The Propagation Specialist Guide by David Squire provides a wealth of easy-to-follow advice for success with a wide range of plants. Most gardeners are looking for way to increase their plants by sowing seeds, taking cuttings, or dividing existing clumps. Many propagation methods are easy, need only a few pieces of equipment, and are easy for anyone to do.

Home Gardener’s Propagation is the essential guide to raising new plants for the home and garden. Buying individual plants can be expensive – but raising your own saves money and gives lots of gardening satisfaction. Every aspect of the art of propagation is covered, from the philosophy behind creating plants to the easiest species to grow to the best materials and equipment. All the major methods receive well-illustrated, in-depth, and easy to follow explanations, including seeds and cuttings, division and layering, and budding and grafting, and there’s a handy, at-a-glance A to Z listing of ideal propagation plants for the home and garden. Both novice and more experienced gardeners will turn to this invaluable reference again and again.

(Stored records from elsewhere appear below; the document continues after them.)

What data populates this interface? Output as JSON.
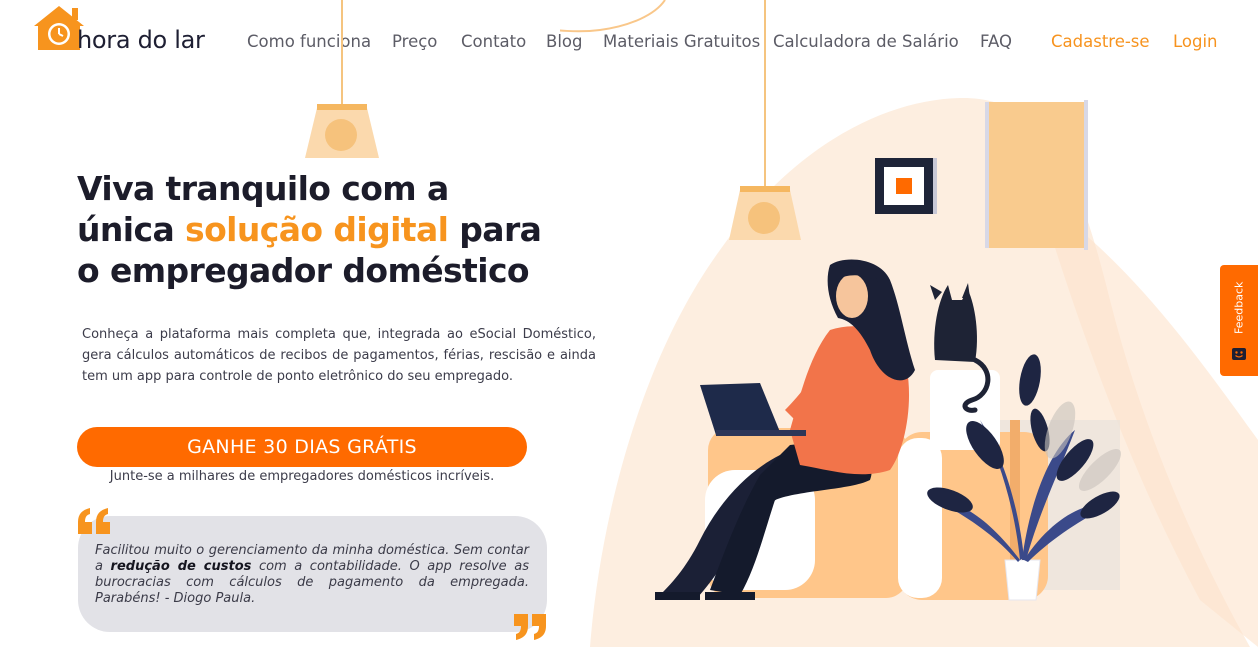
{
  "brand": {
    "name": "hora do lar",
    "logo_icon": "house-clock-icon",
    "accent_color": "#f7931e",
    "cta_color": "#ff6a00"
  },
  "nav": {
    "items": [
      "Como funciona",
      "Preço",
      "Contato",
      "Blog",
      "Materiais Gratuitos",
      "Calculadora de Salário",
      "FAQ"
    ],
    "signup": "Cadastre-se",
    "login": "Login"
  },
  "hero": {
    "title_line1": "Viva tranquilo com a",
    "title_line2_pre": "única ",
    "title_line2_accent": "solução digital",
    "title_line2_post": " para",
    "title_line3": "o empregador doméstico",
    "description": "Conheça a plataforma mais completa que, integrada ao eSocial Doméstico, gera cálculos automáticos de recibos de pagamentos, férias, rescisão e ainda tem um app para controle de ponto eletrônico do seu empregado.",
    "cta_label": "GANHE 30 DIAS GRÁTIS",
    "cta_subtext": "Junte-se a milhares de empregadores domésticos incríveis."
  },
  "testimonial": {
    "text_before": "Facilitou muito o gerenciamento da minha doméstica. Sem contar a ",
    "highlight": "redução de custos",
    "text_after": " com a contabilidade. O app resolve as burocracias com cálculos de pagamento da empregada. Parabéns! - Diogo Paula.",
    "open_icon": "quote-open-icon",
    "close_icon": "quote-close-icon"
  },
  "feedback": {
    "label": "Feedback",
    "icon": "feedback-face-icon"
  }
}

We received this book from the publisher for our honest review.

Raising New Plants for the Home and Garden by David Squire

Our Book Review:

Propagation is one of those books that will stay on a gardener’s reference shelf for a very long time. While most people know that plants can be multiplied, many don’t know just how easy it can be. Author David Squire does an amazing job of leading the beginner through the steps needed to increase the numbers of plants in one’s gardens.

The book is charmingly illustrated with colorful line drawings, rather than photographs, and this emphasizes the steps described, making it easier to understand the instructions. Even the table of contents is well-defined with colorful boxes for each section.

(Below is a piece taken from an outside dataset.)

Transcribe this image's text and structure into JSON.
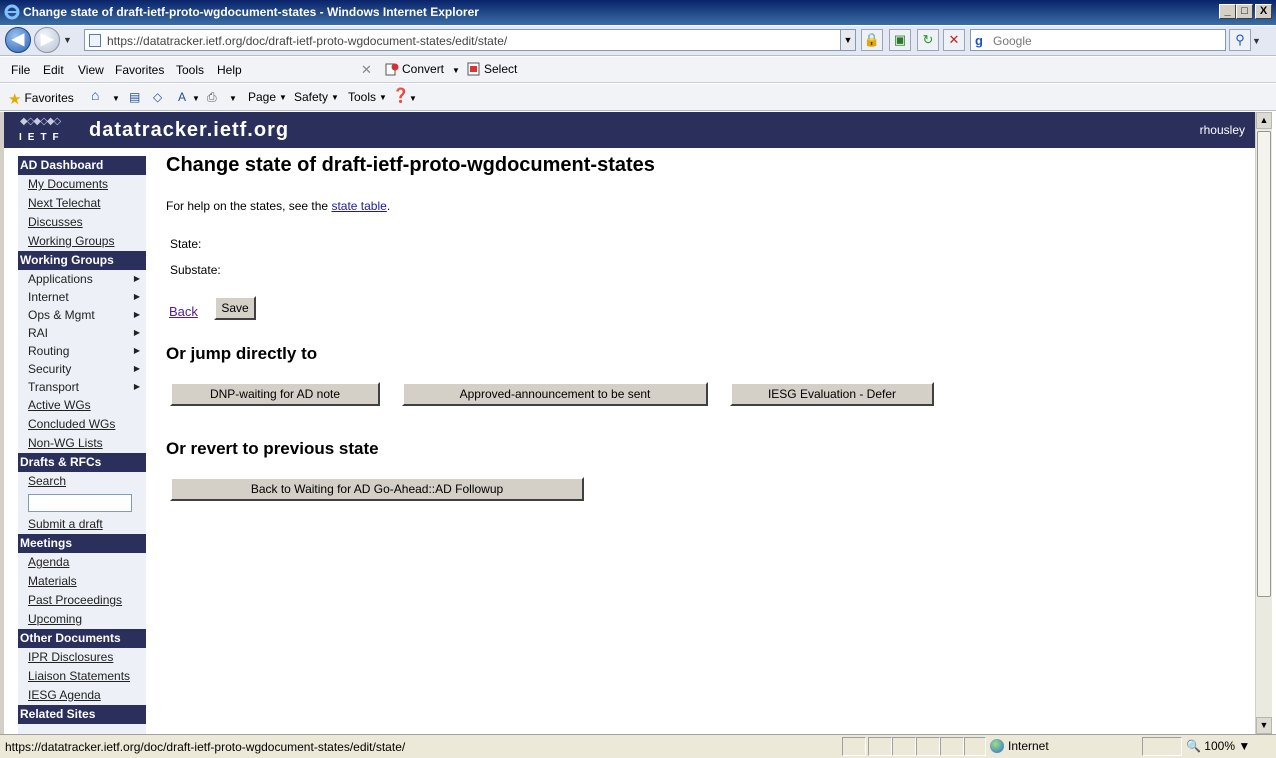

The author opens the book with notes about measurements, seasons, plant names, and the philosophy of raising plants. Equipment and materials are listed and then the detailed instructions begin: sowing vegetables; sowing seeds in a greenhouse; root, leaf-bud, stem, leaf, and cane cuttings; cacti and succulents; dividing and layering; bulbs, corms, tubers, and rhizomes; layering shrubs and vines; layering houseplants; air-layering a rubber plant; runners and plantlets; and, budding and grafting. The book finishes with a full A-Z section of specific plants and how to propagate them.

This book is well-written, easy to understand, and nicely designed, this book is a must for anyone wishing to increase their plant inventory.